Mercedes boss Toto Wolff said earlier in the season that Hamilton had told him he had another five years in him, and speaking at the Mexico City Grand Prix, he revealed he expected talks to start after the season-ending race in Abu Dhabi.

“We haven’t started any talks,” he said, per Crash. “We want to definitely finish the season and then find some quiet time over the winter like we did last time around.”

Wolff also suggested a new deal would see an expansion of Hamilton’s off-track partnership with the team, a key component of his previous deal, which has seen team and driver commit to diversity targets within the organisation and Formula 1 more broadly.

“He’s much more than a driver to us now,” Wolff said. “And although we’re not talking about a career end, it’s also important to speak about his role as an ambassador for Mercedes and the many sponsors we have and the implication he can have in our wider universe.”

An extended Lewis Hamilton stay would be a potential spanner in the works for Daniel Ricciardo, who is heavily tipped to sign for Mercedes next year as a reserve driver before attempting a full-time comeback in 2024.

Mercedes is the only one of the three frontrunning teams with a seat out of contract in 2024, with both Hamilton and teammate George Russell up for renewal before the end of next season.

Candid Ricciardo reveals 2023 plans | 00:38

Russell is considered the future of the team and a shoo-in for a renewal after his strong maiden season with the team, leaving Hamilton as the only potential avenue into a silver race seat, though the Briton has now closed off that route with talk of a new deal.

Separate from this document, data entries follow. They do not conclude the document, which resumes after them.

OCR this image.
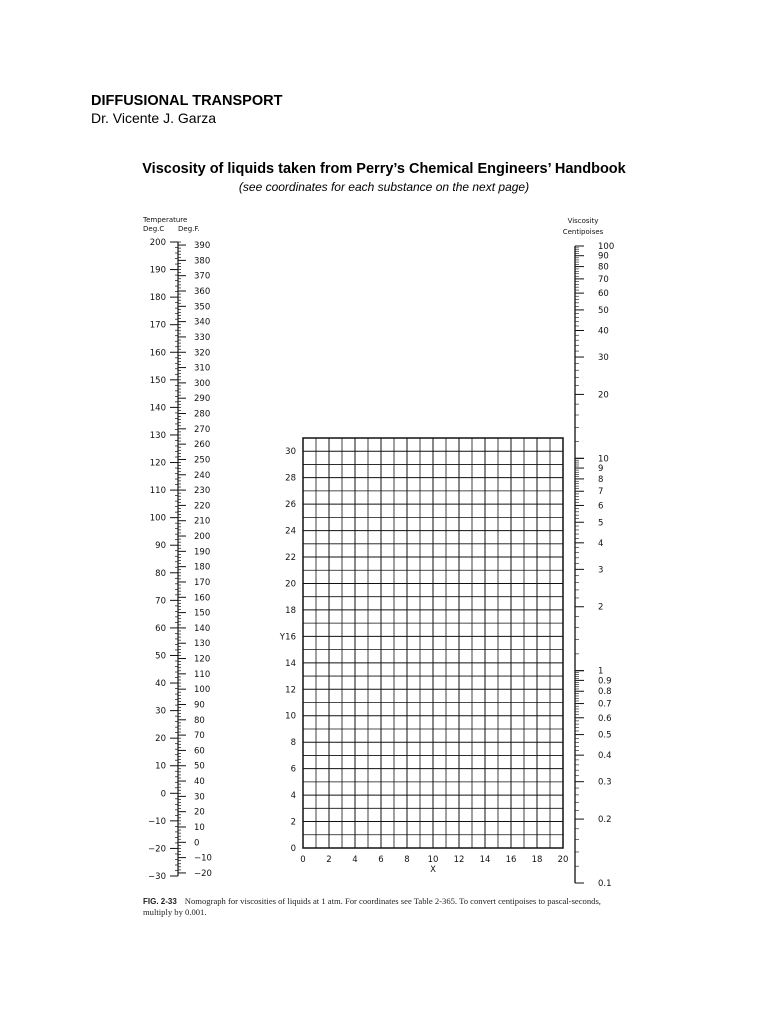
DIFFUSIONAL TRANSPORT
Dr. Vicente J. Garza
Viscosity of liquids taken from Perry’s Chemical Engineers’ Handbook
(see coordinates for each substance on the next page)
Temperature
Deg.C Deg.F.
200
190
180
170
160
150
140
130
120
110
100
90
80
70
60
50
40
30
20
10
0
−10
−20
−30
390
380
370
360
350
340
330
320
310
300
290
280
270
260
250
240
230
220
210
200
190
180
170
160
150
140
130
120
110
100
90
80
70
60
50
40
30
20
10
0
−10
−20
0 2 4 6 8 10 12 14 16 18 20
0
2
4
6
8
10
12
14
16
18
20
22
24
26
28
30
X
Y
Viscosity
Centipoises
100
90
80
70
60
50
40
30
20
10
9
8
7
6
5
4
3
2
1
0.9
0.8
0.7
0.6
0.5
0.4
0.3
0.2
0.1
FIG. 2-33 Nomograph for viscosities of liquids at 1 atm. For coordinates see Table 2-365. To convert centipoises to pascal-seconds, multiply by 0.001.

Ricciardo, however, insists that a decision to sign as a reserve driver wouldn’t be dependent on a race seat freeing up in the following season.

“I don’t think it’s relative to what others do,” he said. “Opportunities will arise when they do.

“I’m not banking on anyone doing something so I can find my way. I want to take the time necessary, keep a little bit of distance to the sport and rebuild myself, but then if something makes sense in 2024, come back with a vengeance and have some fun and hopefully race at the front.”

The Australian said he hopes Hamilton re-signs so that he might have another chance to race him in a potential career revival.

“The truth is I want him to stay in the sport,” he said. “He’s one of the greatest ever to do it, and I think competing with him, going wheel to wheel with him, is fun.

“It’s normally at the pointy end, so I certainly wish to do that more in the future, and that’s where it currently lies.”

World champion Jenson Button has cast doubt on Ricciardo’s plan for a year out in light of offers from lower order teams to keep in racing in 2023.

“I really struggle to see him coming back to a competitive team after having a year out,” he told Sky Sports.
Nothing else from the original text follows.